Algérie

Heyma ou les errances arabes



- On a du mal à définir votre musique, tant les influences sont universelles. Pourtant, vous venez du tarab, de la grande musique arabe. Comment avez-vous conçu votre album'
Il ne faut peut-être pas essayer de classer ma musique, mais plutôt l’écouter avec son cœur. 
Vous n’êtes pas le seul à me dire que mon disque est inclassable, et c’est peut-être ça qui retarde sa sortie, faute de trouver un producteur qui accepte sa singularité. Ce disque est né dans une perspective de faire une musique qui ressemble à mon identité actuelle :  artiste tunisienne enracinée dans ma culture d’origine, mais vivant en Occident avec tout ce que peut apporter l’Occident à un artiste, notamment les rencontres qui sont souvent orchestrées par le rythme des grandes capitales telles que Paris.

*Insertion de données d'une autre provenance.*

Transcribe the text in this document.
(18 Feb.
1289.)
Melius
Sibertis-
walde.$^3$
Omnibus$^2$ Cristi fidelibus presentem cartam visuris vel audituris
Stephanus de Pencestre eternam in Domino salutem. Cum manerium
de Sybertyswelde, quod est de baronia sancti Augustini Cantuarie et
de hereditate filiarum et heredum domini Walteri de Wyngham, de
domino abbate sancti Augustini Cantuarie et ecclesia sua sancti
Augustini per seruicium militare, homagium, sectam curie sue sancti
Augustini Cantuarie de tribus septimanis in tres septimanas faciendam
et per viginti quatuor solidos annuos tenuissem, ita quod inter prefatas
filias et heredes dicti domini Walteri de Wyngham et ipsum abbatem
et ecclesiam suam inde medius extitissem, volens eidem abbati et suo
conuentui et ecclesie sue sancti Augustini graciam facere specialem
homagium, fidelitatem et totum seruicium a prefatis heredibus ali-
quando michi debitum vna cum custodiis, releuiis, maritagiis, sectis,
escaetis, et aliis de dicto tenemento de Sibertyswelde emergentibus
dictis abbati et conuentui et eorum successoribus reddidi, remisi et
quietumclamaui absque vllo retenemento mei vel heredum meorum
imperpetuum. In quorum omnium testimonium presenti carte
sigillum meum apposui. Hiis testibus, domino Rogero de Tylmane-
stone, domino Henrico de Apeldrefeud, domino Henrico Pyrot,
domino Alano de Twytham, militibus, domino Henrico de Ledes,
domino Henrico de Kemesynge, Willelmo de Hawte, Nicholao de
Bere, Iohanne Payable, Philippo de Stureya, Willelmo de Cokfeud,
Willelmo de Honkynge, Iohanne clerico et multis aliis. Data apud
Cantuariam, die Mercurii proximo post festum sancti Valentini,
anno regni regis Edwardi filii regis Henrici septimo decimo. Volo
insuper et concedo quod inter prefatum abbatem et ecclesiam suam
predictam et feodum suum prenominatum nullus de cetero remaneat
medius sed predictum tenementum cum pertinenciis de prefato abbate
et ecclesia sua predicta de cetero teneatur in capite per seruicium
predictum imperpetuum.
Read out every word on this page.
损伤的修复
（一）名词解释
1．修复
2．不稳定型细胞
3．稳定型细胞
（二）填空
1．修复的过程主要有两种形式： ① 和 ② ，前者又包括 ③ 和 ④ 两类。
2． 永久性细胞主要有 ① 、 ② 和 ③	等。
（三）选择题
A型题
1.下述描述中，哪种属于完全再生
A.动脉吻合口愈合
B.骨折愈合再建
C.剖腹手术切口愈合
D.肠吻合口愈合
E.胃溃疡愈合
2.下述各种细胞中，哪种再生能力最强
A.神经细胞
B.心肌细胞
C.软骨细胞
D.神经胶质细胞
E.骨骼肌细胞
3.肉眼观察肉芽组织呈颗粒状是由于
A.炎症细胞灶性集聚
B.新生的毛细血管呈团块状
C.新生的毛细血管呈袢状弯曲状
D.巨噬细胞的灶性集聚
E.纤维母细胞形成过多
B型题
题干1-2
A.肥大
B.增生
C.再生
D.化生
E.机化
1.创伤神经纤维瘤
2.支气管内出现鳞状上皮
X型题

Tout CELa a contribué à me sortir de ma bulle de musique arabe pour ouvrir mon cœur et mes bras afin d’accueillir de nouvelles cultures musicales qui viennent enrichir mon expérience.
- Votre album Heyma marque une rupture…
Ce disque est une révolution parce qu’il représente la coupure avec la tradition sans lui tourner le dos, une étape importante et obligatoire pour maîtriser l’art du chant.
Le compositeur, Skander Guetari, m’a été d’une grande aide dans cette démarche.
- Autre originalité, l’auteur de vos textes est une femme, Leïla El Mekki. Pourquoi ce choix '
L’idée de sortir du classique arabe et faire une musique de mon époque germait dans ma tête depuis quelques années, mais je n’avais pas encore rencontré le texte qui m’aurait donné envie de le chanter jusqu’à ce que je rencontre Leïla El Mekki, par hasard, grâce à un ami. Ce que je chante de Leïla, je l’ai trouvé dans ses deux recueils de poésie qu’elle m’a offerts, et ce qui m’a touchée, c’est cette femme qu’elle incarne, femme passionnée, sage, fière dans sa douleur et forte dans sa soumission... tout ça dans un dialecte qui a bercé mon enfance, celui de la région de Kasserine. En lisant Leïla, j’étais ravie de savoir qu’elle était de ma région natale avec laquelle je voulais renouer, puisque je l’ai quittée avec ma famille à l’âge de 14 ans.
Ce besoin de retrouver mes racines et de retourner aux sources était né en exil où on sent un vrai besoin de s’attacher à une culture qui nous permet de nous identifier à elle.
- Vous venez de participer à un concert de soutien au peuple tunisien. Que vous inspire la révolution tunisienne, voire le printemps arabe '
La révolution tunisienne met fin à un cauchemar que tout Tunisien libre a vécu pendant plusieurs années. C’est aussi le printemps qu’on a tous attendu sans vraiment avoir la certitude qu’il nous montrera ses couleurs. Ce printemps tunisien et arabe me ravit parce que la dignité et la volonté des peuples ont enfin parlé, maintenant il faut mener la barque à bon port et je reste confiante parce que le peuple tunisien est un peuple civilisé et cultivé et a donné l’exemple plus d’une fois. 
- Plusieurs artistes ont décidé de consacrer des morceaux à ce printemps. Est-ce votre cas aussi et comment l’imaginez-
vous '
Comme tout artiste, je voulais m’exprimer à propos de ce qui se passait et se passe dans mon pays, mais les événements se succédaient à une grande vitesse et je ne trouvais pas l’énergie ni les mots qui pouvaient être le miroir de mes sentiments les plus profonds, j’ai donc laissé tomber et c’est à ce moment-là qu’un soir, vers 3h du matin, j’ai sauté de mon lit pour chercher un stylo et une feuille afin d’écrire un refrain qui m’est venu en tête et je me suis rendu compte une heure plus tard que j’avais écrit la chanson que j’attendais depuis quelques jours, je l’ai appelée Horriya et je l’ai chantée pour la première fois en public au Caire le 29 avril. Elle a été mise en musique par Ahmed Jebali.